A common pattern (in our case at least) is to run "clean workspace" as a pre-execute action for "master" step to ensure a pristine workarea, but this of course results in a full clone being done.
What's worse, it looks like what happens is that it actually happens twice:
-A clone is created during build condition check
-Then workspace is cleaned during master
-Another clone is created during the actual "checkout" step
This is probably fine for small repos and "trivial" cases, but in larger setups the network traffic and IO starts to add up.
As a concrete example, one of our projects after migrating from SVN to Git:
2.1Mb of source vs 163Mb of .git folders - for spinning up a build we're only interested in that 2.1 mb, but currently downloading 163mb (in worst case, twice)
Possible solutions and workarounds
1. Add a configuration option that will intercept "clone" command and cache .git folder (for first clone), for later clone of the same repo it will create link (mklink /J on windows, and ln -s on Linux) of .git folder.
This caches size and location and max size would be configurable, and cleaned in FIFO fashion (oldest repo is thrown away if running out of space)

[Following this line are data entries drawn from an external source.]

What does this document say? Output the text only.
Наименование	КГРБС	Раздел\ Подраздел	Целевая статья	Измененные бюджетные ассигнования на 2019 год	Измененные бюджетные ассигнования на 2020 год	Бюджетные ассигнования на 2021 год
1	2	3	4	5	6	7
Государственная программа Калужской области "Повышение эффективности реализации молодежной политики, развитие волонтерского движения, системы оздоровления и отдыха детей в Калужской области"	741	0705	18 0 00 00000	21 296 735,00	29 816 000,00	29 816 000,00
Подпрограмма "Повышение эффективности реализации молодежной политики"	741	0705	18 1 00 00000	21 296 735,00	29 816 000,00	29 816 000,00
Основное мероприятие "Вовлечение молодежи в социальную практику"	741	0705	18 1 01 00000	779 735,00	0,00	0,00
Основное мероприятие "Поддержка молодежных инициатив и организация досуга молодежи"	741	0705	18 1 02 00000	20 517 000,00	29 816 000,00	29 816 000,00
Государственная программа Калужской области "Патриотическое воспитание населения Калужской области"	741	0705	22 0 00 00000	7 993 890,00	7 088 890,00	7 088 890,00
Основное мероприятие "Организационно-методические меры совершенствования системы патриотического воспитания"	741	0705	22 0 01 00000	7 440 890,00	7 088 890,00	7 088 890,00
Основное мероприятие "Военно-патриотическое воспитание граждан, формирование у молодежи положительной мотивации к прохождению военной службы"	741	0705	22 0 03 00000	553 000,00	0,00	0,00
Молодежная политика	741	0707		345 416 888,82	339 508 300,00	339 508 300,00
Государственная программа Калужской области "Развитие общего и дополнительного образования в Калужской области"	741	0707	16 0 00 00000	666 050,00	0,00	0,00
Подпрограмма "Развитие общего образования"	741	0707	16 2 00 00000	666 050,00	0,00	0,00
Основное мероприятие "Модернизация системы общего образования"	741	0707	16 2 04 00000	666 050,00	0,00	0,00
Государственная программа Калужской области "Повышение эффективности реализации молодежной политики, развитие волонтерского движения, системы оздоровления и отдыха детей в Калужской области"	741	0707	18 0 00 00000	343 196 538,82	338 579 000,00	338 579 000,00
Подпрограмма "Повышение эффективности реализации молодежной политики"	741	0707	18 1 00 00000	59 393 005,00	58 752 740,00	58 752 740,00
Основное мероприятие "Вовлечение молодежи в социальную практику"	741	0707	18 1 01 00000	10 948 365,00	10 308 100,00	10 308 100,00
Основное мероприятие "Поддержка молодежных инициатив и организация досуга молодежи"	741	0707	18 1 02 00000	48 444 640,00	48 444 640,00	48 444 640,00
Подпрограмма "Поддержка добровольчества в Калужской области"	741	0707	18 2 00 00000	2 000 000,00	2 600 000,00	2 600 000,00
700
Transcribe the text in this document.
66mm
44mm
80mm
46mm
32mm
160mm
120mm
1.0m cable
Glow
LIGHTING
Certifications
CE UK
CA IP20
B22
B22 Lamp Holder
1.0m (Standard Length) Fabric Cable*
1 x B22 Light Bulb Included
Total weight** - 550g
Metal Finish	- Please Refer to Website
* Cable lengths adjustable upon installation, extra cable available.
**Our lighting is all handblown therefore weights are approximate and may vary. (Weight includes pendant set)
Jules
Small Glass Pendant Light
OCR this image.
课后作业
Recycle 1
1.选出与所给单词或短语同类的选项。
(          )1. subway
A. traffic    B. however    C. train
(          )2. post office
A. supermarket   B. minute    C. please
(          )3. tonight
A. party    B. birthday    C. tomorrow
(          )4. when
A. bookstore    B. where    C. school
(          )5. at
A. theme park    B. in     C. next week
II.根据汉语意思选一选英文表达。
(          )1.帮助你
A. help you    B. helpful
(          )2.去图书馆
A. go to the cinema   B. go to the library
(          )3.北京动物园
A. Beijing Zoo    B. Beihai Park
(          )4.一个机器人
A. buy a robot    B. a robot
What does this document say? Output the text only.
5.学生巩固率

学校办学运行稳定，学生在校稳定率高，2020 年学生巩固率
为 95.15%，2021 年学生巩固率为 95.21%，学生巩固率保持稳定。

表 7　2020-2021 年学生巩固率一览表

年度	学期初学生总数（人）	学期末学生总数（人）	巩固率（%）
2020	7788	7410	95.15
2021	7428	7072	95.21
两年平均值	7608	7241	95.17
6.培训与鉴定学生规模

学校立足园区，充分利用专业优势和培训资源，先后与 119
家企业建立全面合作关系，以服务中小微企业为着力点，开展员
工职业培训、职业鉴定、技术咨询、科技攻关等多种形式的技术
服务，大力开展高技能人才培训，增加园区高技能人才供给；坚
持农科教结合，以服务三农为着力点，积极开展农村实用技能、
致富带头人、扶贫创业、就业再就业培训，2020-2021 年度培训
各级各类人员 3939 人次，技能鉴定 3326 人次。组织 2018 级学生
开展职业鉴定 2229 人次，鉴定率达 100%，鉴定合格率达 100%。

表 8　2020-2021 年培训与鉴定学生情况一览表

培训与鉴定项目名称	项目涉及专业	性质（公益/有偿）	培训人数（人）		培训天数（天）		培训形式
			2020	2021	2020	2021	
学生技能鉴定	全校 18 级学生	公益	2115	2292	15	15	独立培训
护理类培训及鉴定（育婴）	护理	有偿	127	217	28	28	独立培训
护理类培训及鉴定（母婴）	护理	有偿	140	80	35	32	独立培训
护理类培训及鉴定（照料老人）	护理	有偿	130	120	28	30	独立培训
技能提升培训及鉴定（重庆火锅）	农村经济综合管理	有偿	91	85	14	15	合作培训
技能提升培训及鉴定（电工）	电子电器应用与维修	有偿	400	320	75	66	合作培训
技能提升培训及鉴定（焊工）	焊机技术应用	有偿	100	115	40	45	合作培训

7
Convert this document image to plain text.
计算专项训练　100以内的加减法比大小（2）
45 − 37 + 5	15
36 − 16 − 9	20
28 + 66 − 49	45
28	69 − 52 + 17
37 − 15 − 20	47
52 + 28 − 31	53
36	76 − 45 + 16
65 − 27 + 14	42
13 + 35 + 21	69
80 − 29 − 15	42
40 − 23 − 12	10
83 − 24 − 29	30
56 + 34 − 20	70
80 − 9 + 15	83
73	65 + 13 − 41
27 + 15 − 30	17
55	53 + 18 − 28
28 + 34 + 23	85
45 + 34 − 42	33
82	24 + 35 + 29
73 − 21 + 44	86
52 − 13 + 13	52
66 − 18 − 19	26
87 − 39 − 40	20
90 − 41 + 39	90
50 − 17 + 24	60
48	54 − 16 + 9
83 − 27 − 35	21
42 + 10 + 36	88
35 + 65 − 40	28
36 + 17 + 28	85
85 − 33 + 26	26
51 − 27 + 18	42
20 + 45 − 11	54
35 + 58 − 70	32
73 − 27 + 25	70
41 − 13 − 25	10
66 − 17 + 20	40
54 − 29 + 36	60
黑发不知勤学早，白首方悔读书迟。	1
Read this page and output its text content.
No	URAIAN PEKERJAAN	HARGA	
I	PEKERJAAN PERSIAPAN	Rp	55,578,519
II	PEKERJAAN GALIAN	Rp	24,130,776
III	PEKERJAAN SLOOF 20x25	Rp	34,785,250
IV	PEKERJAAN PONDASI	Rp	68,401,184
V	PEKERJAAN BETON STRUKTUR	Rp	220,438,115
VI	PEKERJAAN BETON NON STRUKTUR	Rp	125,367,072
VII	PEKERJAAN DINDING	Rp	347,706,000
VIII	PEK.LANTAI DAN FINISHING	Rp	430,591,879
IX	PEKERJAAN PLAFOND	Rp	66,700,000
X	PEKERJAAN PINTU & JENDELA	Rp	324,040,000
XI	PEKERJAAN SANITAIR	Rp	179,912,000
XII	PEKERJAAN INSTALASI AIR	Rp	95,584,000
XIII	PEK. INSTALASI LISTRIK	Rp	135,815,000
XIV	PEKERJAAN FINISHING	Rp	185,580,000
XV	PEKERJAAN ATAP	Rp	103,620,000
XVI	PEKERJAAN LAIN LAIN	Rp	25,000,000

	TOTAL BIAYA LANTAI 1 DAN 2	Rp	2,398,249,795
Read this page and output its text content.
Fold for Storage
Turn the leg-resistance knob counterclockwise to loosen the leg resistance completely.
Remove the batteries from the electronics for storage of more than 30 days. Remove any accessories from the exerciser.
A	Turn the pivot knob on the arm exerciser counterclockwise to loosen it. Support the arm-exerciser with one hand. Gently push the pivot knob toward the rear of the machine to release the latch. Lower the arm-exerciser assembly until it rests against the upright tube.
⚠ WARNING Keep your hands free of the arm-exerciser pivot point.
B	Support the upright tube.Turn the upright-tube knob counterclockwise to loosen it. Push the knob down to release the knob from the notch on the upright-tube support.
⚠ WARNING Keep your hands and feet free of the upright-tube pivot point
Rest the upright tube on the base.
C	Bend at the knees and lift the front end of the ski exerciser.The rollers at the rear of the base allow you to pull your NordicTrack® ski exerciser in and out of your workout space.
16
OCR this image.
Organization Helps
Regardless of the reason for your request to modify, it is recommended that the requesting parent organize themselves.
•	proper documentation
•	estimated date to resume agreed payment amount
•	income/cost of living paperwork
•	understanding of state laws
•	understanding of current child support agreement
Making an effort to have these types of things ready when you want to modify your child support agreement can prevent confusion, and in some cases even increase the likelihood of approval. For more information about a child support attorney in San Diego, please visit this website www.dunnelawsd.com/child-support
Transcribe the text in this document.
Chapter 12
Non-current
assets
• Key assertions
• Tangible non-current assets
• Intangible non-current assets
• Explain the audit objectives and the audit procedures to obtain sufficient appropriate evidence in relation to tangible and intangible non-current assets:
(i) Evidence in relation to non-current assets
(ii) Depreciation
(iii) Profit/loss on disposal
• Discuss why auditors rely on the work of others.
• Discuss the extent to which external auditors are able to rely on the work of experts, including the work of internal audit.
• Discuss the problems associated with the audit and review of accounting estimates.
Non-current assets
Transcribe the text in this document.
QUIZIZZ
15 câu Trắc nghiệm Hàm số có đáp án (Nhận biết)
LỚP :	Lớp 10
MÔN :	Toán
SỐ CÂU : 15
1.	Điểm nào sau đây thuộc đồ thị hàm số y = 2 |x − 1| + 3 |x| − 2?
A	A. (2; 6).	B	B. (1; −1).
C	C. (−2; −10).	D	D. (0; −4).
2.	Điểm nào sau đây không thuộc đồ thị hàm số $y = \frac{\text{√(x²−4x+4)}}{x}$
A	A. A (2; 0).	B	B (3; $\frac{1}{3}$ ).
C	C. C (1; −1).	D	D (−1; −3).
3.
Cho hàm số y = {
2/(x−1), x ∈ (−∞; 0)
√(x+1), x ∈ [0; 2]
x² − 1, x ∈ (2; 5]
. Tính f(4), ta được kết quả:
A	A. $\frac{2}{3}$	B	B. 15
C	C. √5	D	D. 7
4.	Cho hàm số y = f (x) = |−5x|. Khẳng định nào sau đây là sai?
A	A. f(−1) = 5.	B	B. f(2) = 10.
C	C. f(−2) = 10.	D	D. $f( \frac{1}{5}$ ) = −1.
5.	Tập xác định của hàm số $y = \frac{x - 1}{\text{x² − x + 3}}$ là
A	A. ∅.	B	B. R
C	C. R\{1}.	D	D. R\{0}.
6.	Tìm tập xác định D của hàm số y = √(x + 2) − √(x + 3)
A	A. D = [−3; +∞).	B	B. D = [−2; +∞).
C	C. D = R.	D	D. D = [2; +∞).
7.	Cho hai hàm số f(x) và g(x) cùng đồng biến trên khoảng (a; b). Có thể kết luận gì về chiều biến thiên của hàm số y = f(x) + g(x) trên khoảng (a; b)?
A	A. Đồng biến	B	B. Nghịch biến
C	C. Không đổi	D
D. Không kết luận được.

2. Add logic/option to run "git clean -xdf" and "git reset --hard" instead of "cleanup workspace", or meaning that "cleanup workspace" deletes everything else but preserves .git (if so specified) folder and at the start of the build
instead of doing a clone, does a reset + pull
3.Use git shallow clone (git clone --depth 1 ), this could work for some scenarios but as it can only get the HEAD revision then not very useful for multi platform builds where the same revision is required across multiple machines
4.Use git single branch clone option (--single-branch), this would work for most scenarios and would reduce the I/O requirements and diskspace used a bit depending on how many branches a team have in a repo, but this is only a delaying tactic and does not address the history problem.
5. Something completely different and less fragile magic that we haven't thought of but achieves the following: only the files of a targeted branch are pulled into the workarea, not the entire repo every time, checking build condition
does not require cloning the entire repository while allowing us to keep the convenience of "clean workarea" pre-execution action.